Advisor: Steven L. Fedder
Santa Clara University has an excellent reputation for preparing students for careers in the health sciences. Most incoming students tend to be focused on either allopathic medicine or dentistry, but a much broader spectrum of careers can be equally or more attractive including osteopathic medicine, physical therapy, optometry, pharmacy, physician assistant, nurse practitioner, public health professional, and others. A Santa Clara education provides ample opportunity to acquire the academic foundations in natural science required by medical schools, and its broad liberal arts Core Curriculum also serves to develop the communication, personal interaction, and analytical skills needed both during medical school and in one's subsequent medical practice.
Although Santa Clara does not have a pre-med major, the courses prescribed by the Council of Education of the American Medical Association can be incorporated into several academic majors.
Most medical schools require:
One year of general chemistry (CHEM 11, 12, and 13)
One year of organic chemistry (CHEM 31, 32, and 33)

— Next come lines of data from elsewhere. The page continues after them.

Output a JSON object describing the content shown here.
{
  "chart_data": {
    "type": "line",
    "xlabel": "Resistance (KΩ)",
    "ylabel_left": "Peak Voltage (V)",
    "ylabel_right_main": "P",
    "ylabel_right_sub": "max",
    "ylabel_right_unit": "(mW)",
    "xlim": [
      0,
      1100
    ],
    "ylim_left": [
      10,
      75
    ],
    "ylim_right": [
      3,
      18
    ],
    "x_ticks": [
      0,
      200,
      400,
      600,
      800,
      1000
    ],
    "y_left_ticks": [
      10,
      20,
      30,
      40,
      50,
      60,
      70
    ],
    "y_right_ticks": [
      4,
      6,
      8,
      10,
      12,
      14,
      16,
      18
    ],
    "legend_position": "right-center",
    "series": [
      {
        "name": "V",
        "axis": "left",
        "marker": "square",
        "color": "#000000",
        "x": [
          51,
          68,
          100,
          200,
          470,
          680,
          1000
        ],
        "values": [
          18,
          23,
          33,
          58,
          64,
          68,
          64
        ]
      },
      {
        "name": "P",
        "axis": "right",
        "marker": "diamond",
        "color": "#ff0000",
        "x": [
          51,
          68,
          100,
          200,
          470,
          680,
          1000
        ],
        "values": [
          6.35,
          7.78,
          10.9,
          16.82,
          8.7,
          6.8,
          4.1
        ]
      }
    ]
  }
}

One year of biology (BIOL 1A, 1B and 1C)
One year of physics (PHYS 11, 12, and 13 or PHYS 31, 32, and 33)
One year of mathematics, typically calculus (MATH 11 and 12), and a statistics course
In addition, many students become more skilled and competitive by enrolling in two or three upper-division science courses, often but not exclusively in biochemistry, genetics, and human physiology, which are helpful in preparing for the Medical College Admission Test (MCAT). The combination of Core Curriculum requirements with the University's focus on community involvement and issues of diversity will prepare students well for the recently revised MCAT 2015, with its greater emphasis on social, economic, and psychological determinants of health. The choice of academic major is much less important than completing the coursework above; however, many pre-health students select a natural science major such as biology, biochemistry, chemistry, neuroscience, or public health science. Students should thoroughly examine the Pre-Health Advising website and should maintain regular contact with the pre-health advisor throughout their undergraduate years for assistance with adjusting to college academic rigor and social life; developing an appreciation of the wide array of available health care careers; achieving a balance between academics, social life, work, health community volunteering, and internships; selecting the relevant entrance examinations; and applying to graduate health science programs.